Men Hong, Fu Songlin, Yang Jialin, Cheng Meiqi, Shi Yan, Liu Jingjing
School of Automation Engineering, Northeast Electric Power University, Jilin 132012, China.
Sensors (Basel). 2018 Jan 18;18(1):285. doi: 10.3390/s18010285.

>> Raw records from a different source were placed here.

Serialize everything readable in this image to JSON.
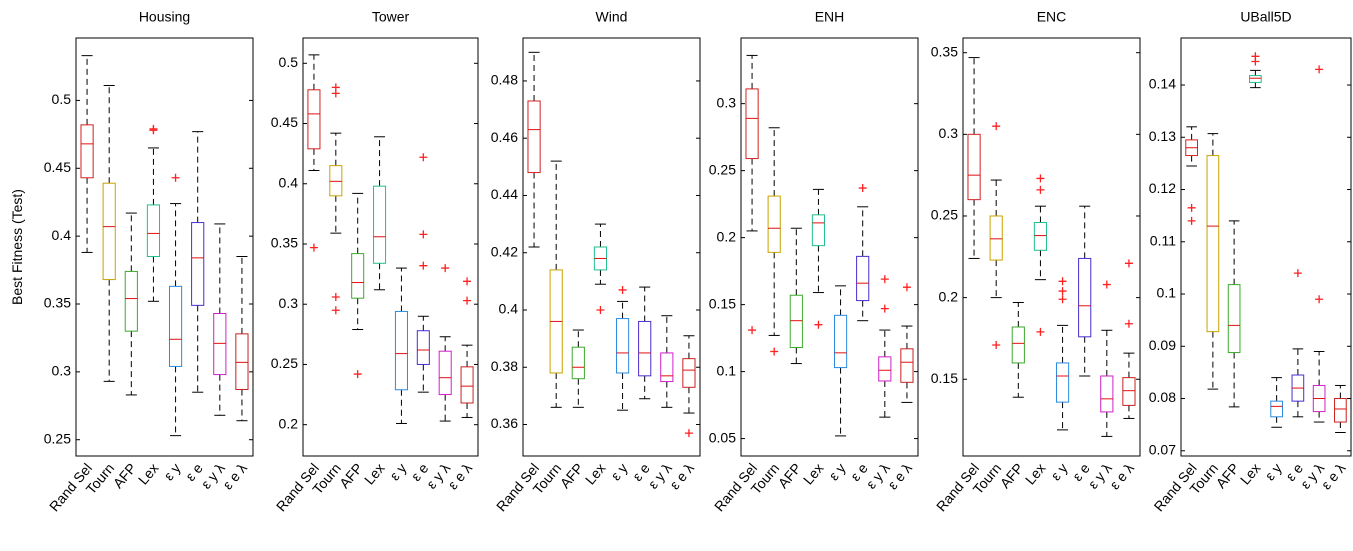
{
  "ylabel": "Best Fitness (Test)",
  "chart_data": [
    {
      "type": "box",
      "title": "Housing",
      "categories": [
        "Rand Sel",
        "Tourn",
        "AFP",
        "Lex",
        "ε y",
        "ε e",
        "ε y λ",
        "ε e λ"
      ],
      "colors": [
        "#d62020",
        "#c9a400",
        "#3caa2c",
        "#1fbf8f",
        "#2a8ae0",
        "#4b2ccf",
        "#d020c8",
        "#cc2020"
      ],
      "median_color": "#e01010",
      "outlier_color": "#ff2020",
      "ylim": [
        0.238,
        0.546
      ],
      "yticks": [
        0.25,
        0.3,
        0.35,
        0.4,
        0.45,
        0.5
      ],
      "boxes": [
        {
          "min": 0.388,
          "q1": 0.443,
          "median": 0.468,
          "q3": 0.482,
          "max": 0.533,
          "outliers": []
        },
        {
          "min": 0.293,
          "q1": 0.368,
          "median": 0.407,
          "q3": 0.439,
          "max": 0.511,
          "outliers": []
        },
        {
          "min": 0.283,
          "q1": 0.33,
          "median": 0.354,
          "q3": 0.374,
          "max": 0.417,
          "outliers": []
        },
        {
          "min": 0.352,
          "q1": 0.385,
          "median": 0.402,
          "q3": 0.423,
          "max": 0.465,
          "outliers": [
            0.479,
            0.478
          ]
        },
        {
          "min": 0.253,
          "q1": 0.304,
          "median": 0.324,
          "q3": 0.363,
          "max": 0.424,
          "outliers": [
            0.443
          ]
        },
        {
          "min": 0.285,
          "q1": 0.349,
          "median": 0.384,
          "q3": 0.41,
          "max": 0.477,
          "outliers": []
        },
        {
          "min": 0.268,
          "q1": 0.298,
          "median": 0.321,
          "q3": 0.343,
          "max": 0.409,
          "outliers": []
        },
        {
          "min": 0.264,
          "q1": 0.287,
          "median": 0.307,
          "q3": 0.328,
          "max": 0.385,
          "outliers": []
        }
      ]
    },
    {
      "type": "box",
      "title": "Tower",
      "categories": [
        "Rand Sel",
        "Tourn",
        "AFP",
        "Lex",
        "ε y",
        "ε e",
        "ε y λ",
        "ε e λ"
      ],
      "colors": [
        "#d62020",
        "#c9a400",
        "#3caa2c",
        "#1fbf8f",
        "#2a8ae0",
        "#4b2ccf",
        "#d020c8",
        "#cc2020"
      ],
      "median_color": "#e01010",
      "outlier_color": "#ff2020",
      "ylim": [
        0.174,
        0.521
      ],
      "yticks": [
        0.2,
        0.25,
        0.3,
        0.35,
        0.4,
        0.45,
        0.5
      ],
      "boxes": [
        {
          "min": 0.411,
          "q1": 0.429,
          "median": 0.458,
          "q3": 0.478,
          "max": 0.507,
          "outliers": [
            0.347
          ]
        },
        {
          "min": 0.359,
          "q1": 0.39,
          "median": 0.402,
          "q3": 0.415,
          "max": 0.442,
          "outliers": [
            0.48,
            0.475,
            0.306,
            0.295
          ]
        },
        {
          "min": 0.279,
          "q1": 0.305,
          "median": 0.318,
          "q3": 0.342,
          "max": 0.392,
          "outliers": [
            0.242
          ]
        },
        {
          "min": 0.312,
          "q1": 0.334,
          "median": 0.356,
          "q3": 0.398,
          "max": 0.439,
          "outliers": []
        },
        {
          "min": 0.201,
          "q1": 0.229,
          "median": 0.259,
          "q3": 0.294,
          "max": 0.33,
          "outliers": []
        },
        {
          "min": 0.227,
          "q1": 0.25,
          "median": 0.262,
          "q3": 0.278,
          "max": 0.29,
          "outliers": [
            0.422,
            0.358,
            0.332
          ]
        },
        {
          "min": 0.203,
          "q1": 0.225,
          "median": 0.239,
          "q3": 0.261,
          "max": 0.273,
          "outliers": [
            0.33
          ]
        },
        {
          "min": 0.206,
          "q1": 0.218,
          "median": 0.232,
          "q3": 0.248,
          "max": 0.266,
          "outliers": [
            0.319,
            0.303
          ]
        }
      ]
    },
    {
      "type": "box",
      "title": "Wind",
      "categories": [
        "Rand Sel",
        "Tourn",
        "AFP",
        "Lex",
        "ε y",
        "ε e",
        "ε y λ",
        "ε e λ"
      ],
      "colors": [
        "#d62020",
        "#c9a400",
        "#3caa2c",
        "#1fbf8f",
        "#2a8ae0",
        "#4b2ccf",
        "#d020c8",
        "#cc2020"
      ],
      "median_color": "#e01010",
      "outlier_color": "#ff2020",
      "ylim": [
        0.349,
        0.495
      ],
      "yticks": [
        0.36,
        0.38,
        0.4,
        0.42,
        0.44,
        0.46,
        0.48
      ],
      "boxes": [
        {
          "min": 0.422,
          "q1": 0.448,
          "median": 0.463,
          "q3": 0.473,
          "max": 0.49,
          "outliers": []
        },
        {
          "min": 0.366,
          "q1": 0.378,
          "median": 0.396,
          "q3": 0.414,
          "max": 0.452,
          "outliers": []
        },
        {
          "min": 0.366,
          "q1": 0.376,
          "median": 0.38,
          "q3": 0.387,
          "max": 0.393,
          "outliers": []
        },
        {
          "min": 0.409,
          "q1": 0.414,
          "median": 0.418,
          "q3": 0.422,
          "max": 0.43,
          "outliers": [
            0.4
          ]
        },
        {
          "min": 0.365,
          "q1": 0.378,
          "median": 0.385,
          "q3": 0.397,
          "max": 0.403,
          "outliers": [
            0.407
          ]
        },
        {
          "min": 0.369,
          "q1": 0.377,
          "median": 0.385,
          "q3": 0.396,
          "max": 0.408,
          "outliers": []
        },
        {
          "min": 0.366,
          "q1": 0.375,
          "median": 0.377,
          "q3": 0.385,
          "max": 0.398,
          "outliers": []
        },
        {
          "min": 0.364,
          "q1": 0.373,
          "median": 0.379,
          "q3": 0.383,
          "max": 0.391,
          "outliers": [
            0.357
          ]
        }
      ]
    },
    {
      "type": "box",
      "title": "ENH",
      "categories": [
        "Rand Sel",
        "Tourn",
        "AFP",
        "Lex",
        "ε y",
        "ε e",
        "ε y λ",
        "ε e λ"
      ],
      "colors": [
        "#d62020",
        "#c9a400",
        "#3caa2c",
        "#1fbf8f",
        "#2a8ae0",
        "#4b2ccf",
        "#d020c8",
        "#cc2020"
      ],
      "median_color": "#e01010",
      "outlier_color": "#ff2020",
      "ylim": [
        0.037,
        0.349
      ],
      "yticks": [
        0.05,
        0.1,
        0.15,
        0.2,
        0.25,
        0.3
      ],
      "boxes": [
        {
          "min": 0.205,
          "q1": 0.259,
          "median": 0.289,
          "q3": 0.311,
          "max": 0.336,
          "outliers": [
            0.131
          ]
        },
        {
          "min": 0.127,
          "q1": 0.189,
          "median": 0.207,
          "q3": 0.231,
          "max": 0.282,
          "outliers": [
            0.115
          ]
        },
        {
          "min": 0.106,
          "q1": 0.118,
          "median": 0.138,
          "q3": 0.157,
          "max": 0.207,
          "outliers": []
        },
        {
          "min": 0.159,
          "q1": 0.194,
          "median": 0.211,
          "q3": 0.217,
          "max": 0.236,
          "outliers": [
            0.135
          ]
        },
        {
          "min": 0.052,
          "q1": 0.103,
          "median": 0.114,
          "q3": 0.142,
          "max": 0.164,
          "outliers": []
        },
        {
          "min": 0.138,
          "q1": 0.153,
          "median": 0.166,
          "q3": 0.186,
          "max": 0.223,
          "outliers": [
            0.237
          ]
        },
        {
          "min": 0.066,
          "q1": 0.093,
          "median": 0.101,
          "q3": 0.111,
          "max": 0.131,
          "outliers": [
            0.169,
            0.147
          ]
        },
        {
          "min": 0.077,
          "q1": 0.092,
          "median": 0.107,
          "q3": 0.117,
          "max": 0.134,
          "outliers": [
            0.163
          ]
        }
      ]
    },
    {
      "type": "box",
      "title": "ENC",
      "categories": [
        "Rand Sel",
        "Tourn",
        "AFP",
        "Lex",
        "ε y",
        "ε e",
        "ε y λ",
        "ε e λ"
      ],
      "colors": [
        "#d62020",
        "#c9a400",
        "#3caa2c",
        "#1fbf8f",
        "#2a8ae0",
        "#4b2ccf",
        "#d020c8",
        "#cc2020"
      ],
      "median_color": "#e01010",
      "outlier_color": "#ff2020",
      "ylim": [
        0.103,
        0.359
      ],
      "yticks": [
        0.15,
        0.2,
        0.25,
        0.3,
        0.35
      ],
      "boxes": [
        {
          "min": 0.224,
          "q1": 0.26,
          "median": 0.275,
          "q3": 0.3,
          "max": 0.347,
          "outliers": []
        },
        {
          "min": 0.2,
          "q1": 0.223,
          "median": 0.236,
          "q3": 0.25,
          "max": 0.272,
          "outliers": [
            0.305,
            0.171
          ]
        },
        {
          "min": 0.139,
          "q1": 0.16,
          "median": 0.172,
          "q3": 0.182,
          "max": 0.197,
          "outliers": []
        },
        {
          "min": 0.211,
          "q1": 0.229,
          "median": 0.238,
          "q3": 0.246,
          "max": 0.256,
          "outliers": [
            0.273,
            0.266,
            0.179
          ]
        },
        {
          "min": 0.119,
          "q1": 0.136,
          "median": 0.152,
          "q3": 0.16,
          "max": 0.183,
          "outliers": [
            0.21,
            0.204,
            0.199
          ]
        },
        {
          "min": 0.152,
          "q1": 0.176,
          "median": 0.195,
          "q3": 0.224,
          "max": 0.256,
          "outliers": []
        },
        {
          "min": 0.115,
          "q1": 0.13,
          "median": 0.138,
          "q3": 0.152,
          "max": 0.18,
          "outliers": [
            0.208
          ]
        },
        {
          "min": 0.126,
          "q1": 0.134,
          "median": 0.143,
          "q3": 0.151,
          "max": 0.166,
          "outliers": [
            0.221,
            0.184
          ]
        }
      ]
    },
    {
      "type": "box",
      "title": "UBall5D",
      "categories": [
        "Rand Sel",
        "Tourn",
        "AFP",
        "Lex",
        "ε y",
        "ε e",
        "ε y λ",
        "ε e λ"
      ],
      "colors": [
        "#d62020",
        "#c9a400",
        "#3caa2c",
        "#1fbf8f",
        "#2a8ae0",
        "#4b2ccf",
        "#d020c8",
        "#cc2020"
      ],
      "median_color": "#e01010",
      "outlier_color": "#ff2020",
      "ylim": [
        0.069,
        0.149
      ],
      "yticks": [
        0.07,
        0.08,
        0.09,
        0.1,
        0.11,
        0.12,
        0.13,
        0.14
      ],
      "boxes": [
        {
          "min": 0.1245,
          "q1": 0.1265,
          "median": 0.128,
          "q3": 0.1295,
          "max": 0.132,
          "outliers": [
            0.1165,
            0.114
          ]
        },
        {
          "min": 0.0818,
          "q1": 0.0928,
          "median": 0.113,
          "q3": 0.1265,
          "max": 0.1307,
          "outliers": []
        },
        {
          "min": 0.0784,
          "q1": 0.0888,
          "median": 0.094,
          "q3": 0.1018,
          "max": 0.114,
          "outliers": []
        },
        {
          "min": 0.1395,
          "q1": 0.1405,
          "median": 0.1413,
          "q3": 0.1418,
          "max": 0.1428,
          "outliers": [
            0.1455,
            0.1445
          ]
        },
        {
          "min": 0.0745,
          "q1": 0.0765,
          "median": 0.0785,
          "q3": 0.0795,
          "max": 0.084,
          "outliers": []
        },
        {
          "min": 0.0765,
          "q1": 0.0795,
          "median": 0.082,
          "q3": 0.0845,
          "max": 0.0895,
          "outliers": [
            0.104
          ]
        },
        {
          "min": 0.0755,
          "q1": 0.0775,
          "median": 0.08,
          "q3": 0.0825,
          "max": 0.089,
          "outliers": [
            0.143,
            0.099
          ]
        },
        {
          "min": 0.0735,
          "q1": 0.0755,
          "median": 0.078,
          "q3": 0.08,
          "max": 0.0825,
          "outliers": []
        }
      ]
    }
  ]
}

Paraffin odor intensity is an important quality indicator when a paraffin inspection is performed. Currently, paraffin odor level assessment is mainly dependent on an artificial sensory evaluation. In this paper, we developed a paraffin odor analysis system to classify and grade four kinds of paraffin samples. The original feature set was optimized using Principal Component Analysis (PCA) and Partial Least Squares (PLS). Support Vector Machine (SVM), Random Forest (RF), and Extreme Learning Machine (ELM) were applied to three different feature data sets for classification and level assessment of paraffin. For classification, the model based on SVM, with an accuracy rate of 100%, was superior to that based on RF, with an accuracy rate of 98.33-100%, and ELM, with an accuracy rate of 98.01-100%. For level assessment, the R² related to the training set was above 0.97 and the R² related to the test set was above 0.87. Through comprehensive comparison, the generalization of the model based on ELM was superior to those based on SVM and RF. The scoring errors for the three models were 0.0016-0.3494, lower than the error of 0.5-1.0 measured by industry standard experts, meaning these methods have a higher prediction accuracy for scoring paraffin level.
在进行石蜡检验时,石蜡气味强度是一项重要的质量指标。目前,石蜡气味等级评估主要依赖人工感官评价。本文开发了一种石蜡气味分析系统,用于对四种石蜡样品进行分类和分级。使用主成分分析(PCA)和偏最小二乘法(PLS)对原始特征集进行了优化。将支持向量机(SVM)、随机森林(RF)和极限学习机(ELM)应用于三个不同的特征数据集,以进行石蜡的分类和等级评估。对于分类,基于SVM的模型准确率为100%,优于基于RF的模型(准确率为98.33 - 100%)和基于ELM的模型(准确率为98.01 - 100%)。对于等级评估,与训练集相关的R²大于0.97,与测试集相关的R²大于0.87。通过综合比较,基于ELM的模型的泛化能力优于基于SVM和RF的模型。这三种模型的评分误差为0.0016 - 0.3494,低于行业标准专家测量的0.5 - 1.0的误差,这意味着这些方法对石蜡等级评分具有更高的预测准确率。